Приплюсую важное дополнение. Согласно правилам детской сказки, любое хорошее (не антисоциальное) детское желание должно быть исполнено. И если строго следовать этим правилам, то в любой истории о таких детских желаниях в её финале, под занавес, обязательно должен выйти мальчик паж или кто другой, и написать розовой краской на ярко-голубом фоне надпись: «Хеппи энд». В моей истории, как и в реальной жизни, абсолютного «Хеппи энда» нет. История, как я уже сказал, писалась для взрослых. Зато нет в ней и чёрной безнадёги, что для нашей с вами психики (иногда сильно потрёпанной) очень важно.
Да, ещё. В рассказе-сказке о трёх заветных детских желаниях присутствует интрига детектива. Я старался, чтобы читатель постепенно, шаг за шагом подходил к разгадке этих трёх заветных. Вряд ли ему интересно, чтобы вот так, без обиняков — раз-раз, и головой в таз. Вот, всё, что могу сказать в рамках предисловия, анонса и резюме.
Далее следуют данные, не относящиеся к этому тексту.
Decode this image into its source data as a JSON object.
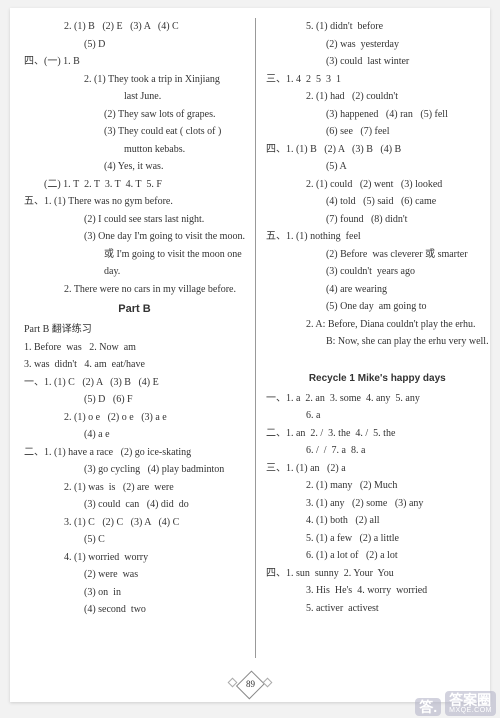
{
  "left": [
    {
      "cls": "i2",
      "t": "2. (1) B   (2) E   (3) A   (4) C"
    },
    {
      "cls": "i3",
      "t": "(5) D"
    },
    {
      "cls": "",
      "t": "四、(一) 1. B"
    },
    {
      "cls": "i3",
      "t": "2. (1) They took a trip in Xinjiang"
    },
    {
      "cls": "i5",
      "t": "last June."
    },
    {
      "cls": "i4",
      "t": "(2) They saw lots of grapes."
    },
    {
      "cls": "i4",
      "t": "(3) They could eat ( clots of )"
    },
    {
      "cls": "i5",
      "t": "mutton kebabs."
    },
    {
      "cls": "i4",
      "t": "(4) Yes, it was."
    },
    {
      "cls": "i1",
      "t": "(二) 1. T  2. T  3. T  4. T  5. F"
    },
    {
      "cls": "",
      "t": "五、1. (1) There was no gym before."
    },
    {
      "cls": "i3",
      "t": "(2) I could see stars last night."
    },
    {
      "cls": "i3",
      "t": "(3) One day I'm going to visit the moon."
    },
    {
      "cls": "i4",
      "t": "或 I'm going to visit the moon one"
    },
    {
      "cls": "i4",
      "t": "day."
    },
    {
      "cls": "i2",
      "t": "2. There were no cars in my village before."
    },
    {
      "cls": "partb",
      "t": "Part B"
    },
    {
      "cls": "",
      "t": "Part B 翻译练习"
    },
    {
      "cls": "",
      "t": "1. Before  was   2. Now  am"
    },
    {
      "cls": "",
      "t": "3. was  didn't   4. am  eat/have"
    },
    {
      "cls": "",
      "t": "一、1. (1) C   (2) A   (3) B   (4) E"
    },
    {
      "cls": "i3",
      "t": "(5) D   (6) F"
    },
    {
      "cls": "i2",
      "t": "2. (1) o e   (2) o e   (3) a e"
    },
    {
      "cls": "i3",
      "t": "(4) a e"
    },
    {
      "cls": "",
      "t": "二、1. (1) have a race   (2) go ice-skating"
    },
    {
      "cls": "i3",
      "t": "(3) go cycling   (4) play badminton"
    },
    {
      "cls": "i2",
      "t": "2. (1) was  is   (2) are  were"
    },
    {
      "cls": "i3",
      "t": "(3) could  can   (4) did  do"
    },
    {
      "cls": "i2",
      "t": "3. (1) C   (2) C   (3) A   (4) C"
    },
    {
      "cls": "i3",
      "t": "(5) C"
    },
    {
      "cls": "i2",
      "t": "4. (1) worried  worry"
    },
    {
      "cls": "i3",
      "t": "(2) were  was"
    },
    {
      "cls": "i3",
      "t": "(3) on  in"
    },
    {
      "cls": "i3",
      "t": "(4) second  two"
    }
  ],
  "right": [
    {
      "cls": "i2",
      "t": "5. (1) didn't  before"
    },
    {
      "cls": "i3",
      "t": "(2) was  yesterday"
    },
    {
      "cls": "i3",
      "t": "(3) could  last winter"
    },
    {
      "cls": "",
      "t": "三、1. 4  2  5  3  1"
    },
    {
      "cls": "i2",
      "t": "2. (1) had   (2) couldn't"
    },
    {
      "cls": "i3",
      "t": "(3) happened   (4) ran   (5) fell"
    },
    {
      "cls": "i3",
      "t": "(6) see   (7) feel"
    },
    {
      "cls": "",
      "t": "四、1. (1) B   (2) A   (3) B   (4) B"
    },
    {
      "cls": "i3",
      "t": "(5) A"
    },
    {
      "cls": "i2",
      "t": "2. (1) could   (2) went   (3) looked"
    },
    {
      "cls": "i3",
      "t": "(4) told   (5) said   (6) came"
    },
    {
      "cls": "i3",
      "t": "(7) found   (8) didn't"
    },
    {
      "cls": "",
      "t": "五、1. (1) nothing  feel"
    },
    {
      "cls": "i3",
      "t": "(2) Before  was cleverer 或 smarter"
    },
    {
      "cls": "i3",
      "t": "(3) couldn't  years ago"
    },
    {
      "cls": "i3",
      "t": "(4) are wearing"
    },
    {
      "cls": "i3",
      "t": "(5) One day  am going to"
    },
    {
      "cls": "i2",
      "t": "2. A: Before, Diana couldn't play the erhu."
    },
    {
      "cls": "i3",
      "t": "B: Now, she can play the erhu very well."
    },
    {
      "cls": "",
      "t": " "
    },
    {
      "cls": "recycle",
      "t": "Recycle 1   Mike's happy days"
    },
    {
      "cls": "",
      "t": "一、1. a  2. an  3. some  4. any  5. any"
    },
    {
      "cls": "i2",
      "t": "6. a"
    },
    {
      "cls": "",
      "t": "二、1. an  2. /  3. the  4. /  5. the"
    },
    {
      "cls": "i2",
      "t": "6. /  /  7. a  8. a"
    },
    {
      "cls": "",
      "t": "三、1. (1) an   (2) a"
    },
    {
      "cls": "i2",
      "t": "2. (1) many   (2) Much"
    },
    {
      "cls": "i2",
      "t": "3. (1) any   (2) some   (3) any"
    },
    {
      "cls": "i2",
      "t": "4. (1) both   (2) all"
    },
    {
      "cls": "i2",
      "t": "5. (1) a few   (2) a little"
    },
    {
      "cls": "i2",
      "t": "6. (1) a lot of   (2) a lot"
    },
    {
      "cls": "",
      "t": "四、1. sun  sunny  2. Your  You"
    },
    {
      "cls": "i2",
      "t": "3. His  He's  4. worry  worried"
    },
    {
      "cls": "i2",
      "t": "5. activer  activest"
    }
  ],
  "pageNum": "89",
  "watermark": {
    "big": "答案圈",
    "sub": "MXQE.COM",
    "logo": "答."
  }
}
А вместо заключения, мой дорогой читатель, примите мои пожелания приятного чтения и хорошего настроения. Сейчас перед вами запертая дверь. Как перед Алисой из страны чудес. Вот вам ключик. Вставляем в замочек. Берёмся за дверную бронзовую ручку с ажурным литьём. Поворачиваем ключик на два оборота и... Вы помните, что эта дверь в сказку для взрослых? Прекрасно. Открываем дверь и наступаем на голубой ковёр с розовой надписью «Welcome to a fairy tale for adults». Ковёр из сервисной службы «Летайте коврами-самолётами компании Аэрофлота». Он, без задержки и опоздания, в любую погоду унесёт вас в пункт назначения. Счастливого полёта экипажу и пассажирам!
*** *** *** *** ***
Последний месяц осени. Рабочий день для Григория Борисовича Бойко прошёл и закончился как обычно, с выговором от начальника. И вот, привычная автобусная остановка. Привычные ожидания маршрутки, сорок минут езды и ставшая уже привычной съёмная однокомнатная квартирка, в которую он вселился месяц назад. Вечер своим звёздным венчиком начал взбивать и сгущать сумерки. Григорий Борисович размялся отжиманием гантелей, принял душ, обтёрся и обсушил волосы, надел пижаму, затем на кухне приготовил скромный ужин. Всё, как обычно: чашка чая с лимоном, два бутерброда с любительской колбасой и сыром, и капсула поливитамина. Свистнул вскипевший чайник. Григорий Борисович выключил газ, сполоснул кипятком чашку, положил в неё пакетик чая и... и тут произошло нечто странное. Григорий Борисович почувствовал: что-то витало, присутствовало в воздухе, приближалось...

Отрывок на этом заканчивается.